Keith Urban – Ripcord

bKM-rUs_This is an interesting one to say the least. We fell in love with Keith Urban through the likes of ‘Making Memories Of Us’, ‘You’ll Think Of Me’ and ‘Tonight I Wanna Cry’, gorgeous country songs that have cemented Keith’s position as one of the heavyweights in the genre. Today sees the release of his latest project, ‘Ripcord’, an album with a new, experimental sound that could signal a change in direction. It’s certainly a far cry from his early material, but will it still appeal to his loyal fan base? Only time will tell.

This is a more mainstream-orientated project than anything Keith has ever produced in the past. Expect more synthesised sounds and pop-infused rhythms. In fact, it would be fair to say that this isn’t necessarily a ‘country’ album. There are a variety of influences here, with a few country-ish tracks thrown in along the way. Having said that, we very rarely hear a Keith Urban song we dislike, and that is maintained throughout this album. It’s catchy, it gets under your skin and you’ll be singing most of the tracks on your way to work. That’s how it’s always been with Keith’s material.

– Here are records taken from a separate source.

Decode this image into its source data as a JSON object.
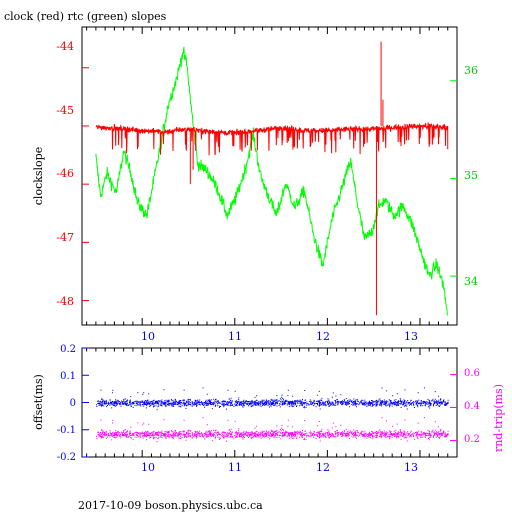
{
  "footer": "2017-10-09  boson.physics.ubc.ca",
  "colors": {
    "clock": "#ff0000",
    "rtc": "#00ff00",
    "offset": "#0000ff",
    "rndtrip": "#ff00ff",
    "axis": "#000000"
  },
  "chart_data": [
    {
      "type": "line",
      "title": "clock (red) rtc (green) slopes",
      "xlabel": "",
      "ylabel": "clockslope",
      "y2label": "",
      "xlim": [
        9.35,
        13.4
      ],
      "ylim": [
        -48.42,
        -43.3
      ],
      "y2lim": [
        33.5,
        36.55
      ],
      "grid": false,
      "x_ticks": [
        "10",
        "11",
        "12",
        "13"
      ],
      "y_ticks": [
        "-44",
        "-45",
        "-46",
        "-47",
        "-48"
      ],
      "y2_ticks": [
        "36",
        "35",
        "34"
      ],
      "series": [
        {
          "axis": "left",
          "x": [
            9.5,
            9.75,
            10.0,
            10.25,
            10.5,
            10.75,
            11.0,
            11.25,
            11.5,
            11.75,
            12.0,
            12.25,
            12.5,
            12.75,
            13.0,
            13.3
          ],
          "values": [
            -45.02,
            -45.04,
            -45.08,
            -45.1,
            -45.05,
            -45.1,
            -45.12,
            -45.08,
            -45.03,
            -45.08,
            -45.08,
            -45.05,
            -45.05,
            -45.02,
            -45.0,
            -45.02
          ]
        },
        {
          "axis": "right",
          "x": [
            9.5,
            9.55,
            9.62,
            9.72,
            9.8,
            9.88,
            9.95,
            10.05,
            10.12,
            10.2,
            10.28,
            10.38,
            10.44,
            10.48,
            10.55,
            10.6,
            10.7,
            10.8,
            10.92,
            11.02,
            11.12,
            11.2,
            11.28,
            11.35,
            11.45,
            11.55,
            11.65,
            11.75,
            11.85,
            11.95,
            12.05,
            12.15,
            12.25,
            12.33,
            12.4,
            12.48,
            12.55,
            12.62,
            12.72,
            12.82,
            12.92,
            13.02,
            13.1,
            13.18,
            13.25,
            13.3
          ],
          "values": [
            35.22,
            34.82,
            35.05,
            34.85,
            35.28,
            35.05,
            34.75,
            34.62,
            34.95,
            35.35,
            35.75,
            36.05,
            36.3,
            36.18,
            35.55,
            35.15,
            35.08,
            34.92,
            34.62,
            34.82,
            35.12,
            35.45,
            35.02,
            34.85,
            34.62,
            34.95,
            34.7,
            34.88,
            34.42,
            34.1,
            34.58,
            34.88,
            35.18,
            34.72,
            34.38,
            34.45,
            34.7,
            34.78,
            34.62,
            34.72,
            34.52,
            34.22,
            34.0,
            34.12,
            33.92,
            33.6
          ]
        }
      ]
    },
    {
      "type": "scatter",
      "title": "",
      "xlabel": "",
      "ylabel": "offset(ms)",
      "y2label": "rnd-trip(ms)",
      "xlim": [
        9.35,
        13.4
      ],
      "ylim": [
        -0.2,
        0.2
      ],
      "y2lim": [
        0.1,
        0.76
      ],
      "grid": false,
      "x_ticks": [
        "10",
        "11",
        "12",
        "13"
      ],
      "y_ticks": [
        "0.2",
        "0.1",
        "0",
        "-0.1",
        "-0.2"
      ],
      "y2_ticks": [
        "0.6",
        "0.4",
        "0.2"
      ],
      "series": [
        {
          "axis": "left",
          "x": [
            9.5,
            13.3
          ],
          "values": [
            0.0,
            0.0
          ]
        },
        {
          "axis": "right",
          "x": [
            9.5,
            13.3
          ],
          "values": [
            0.24,
            0.24
          ]
        }
      ]
    }
  ]
}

‘Gone Tomorrow (Here Today)’ kicks off the album. A lively track with a really heavy bass and thumping backbeat, combined with a really infectious banjo that plays throughout the track. It’s rather reminiscent of Zac Brown Band’s ‘Beautiful Drug’ in some ways. This could be a great one to start Keith’s live shows; it’s so atmospheric and the instrumentation just begs to be blasted out loud. Not one for the country traditionalists but we’ll certainly be playing it!

‘Sun Don’t Let Me Down’ is a real curveball that hits you like a tonne of bricks. Bet you didn’t expect to hear Pitbull on a country album any time soon! It’s a real in-your-face funky pop track that could be a massive hit. Anything Pitbull touches seems to turn to gold in the music industry these days, so don’t be surprised to see this one topping the charts very soon. The track also features legendary producer and performer Nile Rodgers on guitar.

The highlight of the album is Keith’s duet with Carrie Underwood on ‘The Fighter’. Again, not remotely ‘country’ but wow, this is another one that could be absolutely huge. A fast-paced, emotion-filled pop anthem that will be stuck in your head after one listen. It’s also tailor made for the club scene; we’re waiting for somebody to do a remix as we speak! Keith and Carrie’s vocals go together like two peas in a pod – it’s sublime, and Carrie sounds utterly incredible as usual. Roll down those windows and turn the volume up for this one!

The soulful ‘Blue Ain’t Your Colour’ is a showcase of Keith’s stunning vocal ability, as the simplistic, stripped-back instrumentation allows him to truly take the reins. It’s a welcome relief from the heavy backbeats and it’s a song that really grabs your attention. It’s also a wonderful masterclass in song writing from Steven Lee Olsen, Clint Lagerberg and Hillary Lindsey (co-writer of Little Big Town’s ‘Girl Crush’).

‘Boy Gets a Truck’ could well be released as a single to country radio at some point. It’s a typical Keith Urban rock-country anthem about young love. Almost the prequel to ‘Cop Car’, if you like! Another highlight is ‘That Could Still Be Us’, a piano-backed ballad depicting someone’s inability to let go of a lost love, drowning in the thought of what could have been. “I know I probably think about you way too much but that’s because that could still be us”. This is more like the Keith we have come to know and love and you can hear the emotion in his delivery, it’s clearly one that resonates with him.

It’s an album that might take you a few listens to fully grasp. The change of direction is a little surprising at first, but when you delve deeper into the tracks you will appreciate the quality of the production and song writing throughout the project. To be honest, Keith could choose any of the tracks on offer here to release as a single, all of them have the potential to be smash-hits. Admittedly, we prefer the ‘old’ Keith but you can’t blame him for trying to re-invent himself and targeting a new generation of country fans. Despite the new sound, it’s still a very enjoyable album and there’s no doubt it’ll send Keith to the top of the charts once again.